Щелкнул крюк. Иззябшей рукой Бауман дернул к себе дверь. В лицо пахнуло жаром натопленной кухни. Навстречу глянуло жиром налитое, круглое, как блин, глупое бабье лицо.
— Что вы людей морозите? Не достучишься!
Он шагнул за порог, торопясь к теплу, к плите, уже видной в раскрытую из сеней в кухню дверь; над плитой вился пар от расставленных — тесно, одна к одной — больших, малых, но равно начищенных ярких медных кастрюлек. Запахло чем-то заманчиво вкусным.

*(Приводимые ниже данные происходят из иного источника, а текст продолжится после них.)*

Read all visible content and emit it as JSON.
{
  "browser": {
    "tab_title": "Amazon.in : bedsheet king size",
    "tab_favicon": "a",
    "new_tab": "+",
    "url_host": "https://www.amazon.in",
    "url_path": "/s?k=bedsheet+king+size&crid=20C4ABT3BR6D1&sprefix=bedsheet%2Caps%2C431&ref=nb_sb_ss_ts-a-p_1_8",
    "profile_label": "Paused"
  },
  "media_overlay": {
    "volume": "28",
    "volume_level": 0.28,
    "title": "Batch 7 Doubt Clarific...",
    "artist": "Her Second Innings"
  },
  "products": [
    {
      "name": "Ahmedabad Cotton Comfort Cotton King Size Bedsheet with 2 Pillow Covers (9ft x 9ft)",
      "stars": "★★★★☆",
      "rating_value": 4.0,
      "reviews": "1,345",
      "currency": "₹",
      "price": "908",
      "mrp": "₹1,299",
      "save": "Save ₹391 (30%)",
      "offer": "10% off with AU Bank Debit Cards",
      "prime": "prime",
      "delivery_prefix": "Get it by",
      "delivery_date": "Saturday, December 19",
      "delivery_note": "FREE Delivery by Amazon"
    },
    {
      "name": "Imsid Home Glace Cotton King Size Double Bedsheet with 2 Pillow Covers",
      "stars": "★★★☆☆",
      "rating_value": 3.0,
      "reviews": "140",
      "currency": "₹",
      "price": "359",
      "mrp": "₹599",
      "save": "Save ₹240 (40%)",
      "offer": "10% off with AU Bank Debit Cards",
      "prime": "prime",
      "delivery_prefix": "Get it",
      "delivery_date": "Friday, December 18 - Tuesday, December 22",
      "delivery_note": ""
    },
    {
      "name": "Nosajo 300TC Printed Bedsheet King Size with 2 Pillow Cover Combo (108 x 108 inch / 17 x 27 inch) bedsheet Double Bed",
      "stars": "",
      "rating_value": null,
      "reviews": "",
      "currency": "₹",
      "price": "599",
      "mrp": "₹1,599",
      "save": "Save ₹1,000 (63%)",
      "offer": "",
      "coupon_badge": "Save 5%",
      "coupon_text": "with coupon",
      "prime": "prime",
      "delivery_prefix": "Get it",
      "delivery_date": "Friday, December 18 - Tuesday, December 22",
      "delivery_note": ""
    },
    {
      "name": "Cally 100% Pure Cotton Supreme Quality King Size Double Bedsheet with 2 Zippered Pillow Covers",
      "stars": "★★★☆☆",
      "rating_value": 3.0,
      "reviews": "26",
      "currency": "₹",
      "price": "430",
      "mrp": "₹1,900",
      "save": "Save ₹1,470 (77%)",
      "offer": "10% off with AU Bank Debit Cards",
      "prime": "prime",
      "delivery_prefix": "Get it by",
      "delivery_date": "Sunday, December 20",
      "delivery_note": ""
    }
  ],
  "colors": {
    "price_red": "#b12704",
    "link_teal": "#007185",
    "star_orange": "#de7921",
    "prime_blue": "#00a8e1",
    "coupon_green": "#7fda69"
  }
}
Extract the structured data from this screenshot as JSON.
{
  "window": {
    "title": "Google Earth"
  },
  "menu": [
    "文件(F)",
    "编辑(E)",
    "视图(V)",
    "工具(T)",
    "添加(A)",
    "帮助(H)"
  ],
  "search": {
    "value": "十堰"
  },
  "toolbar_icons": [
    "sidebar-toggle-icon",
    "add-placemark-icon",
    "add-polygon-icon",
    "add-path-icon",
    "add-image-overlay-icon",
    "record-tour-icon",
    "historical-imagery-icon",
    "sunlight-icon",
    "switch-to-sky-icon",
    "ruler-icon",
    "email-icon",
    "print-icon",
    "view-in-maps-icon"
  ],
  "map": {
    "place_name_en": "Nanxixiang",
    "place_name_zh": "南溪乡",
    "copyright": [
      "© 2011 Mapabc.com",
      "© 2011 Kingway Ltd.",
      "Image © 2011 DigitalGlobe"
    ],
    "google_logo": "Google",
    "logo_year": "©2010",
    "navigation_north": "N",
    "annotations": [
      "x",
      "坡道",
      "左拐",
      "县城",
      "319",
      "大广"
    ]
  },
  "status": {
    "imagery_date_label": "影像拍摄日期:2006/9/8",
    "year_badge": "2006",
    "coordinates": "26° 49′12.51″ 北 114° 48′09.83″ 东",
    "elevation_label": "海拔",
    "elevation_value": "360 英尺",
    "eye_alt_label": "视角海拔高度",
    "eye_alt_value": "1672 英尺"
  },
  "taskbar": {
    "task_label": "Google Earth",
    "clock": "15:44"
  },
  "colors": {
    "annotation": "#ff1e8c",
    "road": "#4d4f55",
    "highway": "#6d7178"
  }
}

Баба, на шаг перед ним, тяжело качаясь, приоткрыла дверь из кухни налево и просунула в щель повязанную платком голову:
— К вам.
Сказала она шепотом. Точно Бауман, стоявший тут же за ней, мог не услышать.
Голос, шепелявый, отозвался тоже шепотом, тихим и злым (но Бауману все, конечно, было слышно, до последнего слова):
— Сказано было — никого не пускать.
Баба оглянулась и почесала поясницу:
— Они говорят — товарищ вам.
— Товарищ?..
В голосе было изумление.
Бауман отодвинул бабу за плечо и шагнул через порог.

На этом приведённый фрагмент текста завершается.